Let $\displaystyle\lim_{n\to\infty}\frac{F_{n+1}}{F_n}=u$

Clearly, $u\not<0$

By definition, we have $\displaystyle F_{n+1}=F_n+F_{n-1}$

$\displaystyle\implies \frac{F_{n+1}}{F_n}=1+\frac1{\frac{F_n}{F_{n-1}}}$

Setting $\displaystyle n\to\infty, u=1+\frac1u$

Solution 2:

It is well known that if $\phi$ is the golden ratio and $\overline\phi$ the other root of $x^2-x-1$, then $$F_n=\frac{\phi^n-\overline\phi^n}{\phi-\overline\phi}.$$ There is a whole theory behind this kind of thing, but the formula is easily verified using induction, and if you do so you also see why the roots of $x^2-x-1$ pop up. Now to derive the limit from this you only need to know that $\left|\overline\phi\right|<\left|\phi\right|$.

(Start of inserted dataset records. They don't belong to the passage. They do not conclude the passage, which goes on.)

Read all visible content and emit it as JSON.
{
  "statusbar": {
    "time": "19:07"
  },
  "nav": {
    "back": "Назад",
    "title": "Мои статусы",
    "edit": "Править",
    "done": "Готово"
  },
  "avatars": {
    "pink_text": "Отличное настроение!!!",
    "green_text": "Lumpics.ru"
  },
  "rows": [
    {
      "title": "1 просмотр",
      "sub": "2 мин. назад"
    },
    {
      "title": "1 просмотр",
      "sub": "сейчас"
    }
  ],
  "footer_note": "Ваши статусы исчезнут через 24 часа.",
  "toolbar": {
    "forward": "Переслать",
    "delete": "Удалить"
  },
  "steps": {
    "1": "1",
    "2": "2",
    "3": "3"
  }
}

A friend of mine who is a runner and a mathematician has pointed out that the golden ratio is conveniently close to $1.609$ so that you can use the Fibonacci sequence $1,1,3,5,8,13,21,34,\ldots$ to approximately convert between miles and kilometres. Three miles are about five kilometres (error less than half a lap), thirteen miles are about 21km (slightly less than a half marathon).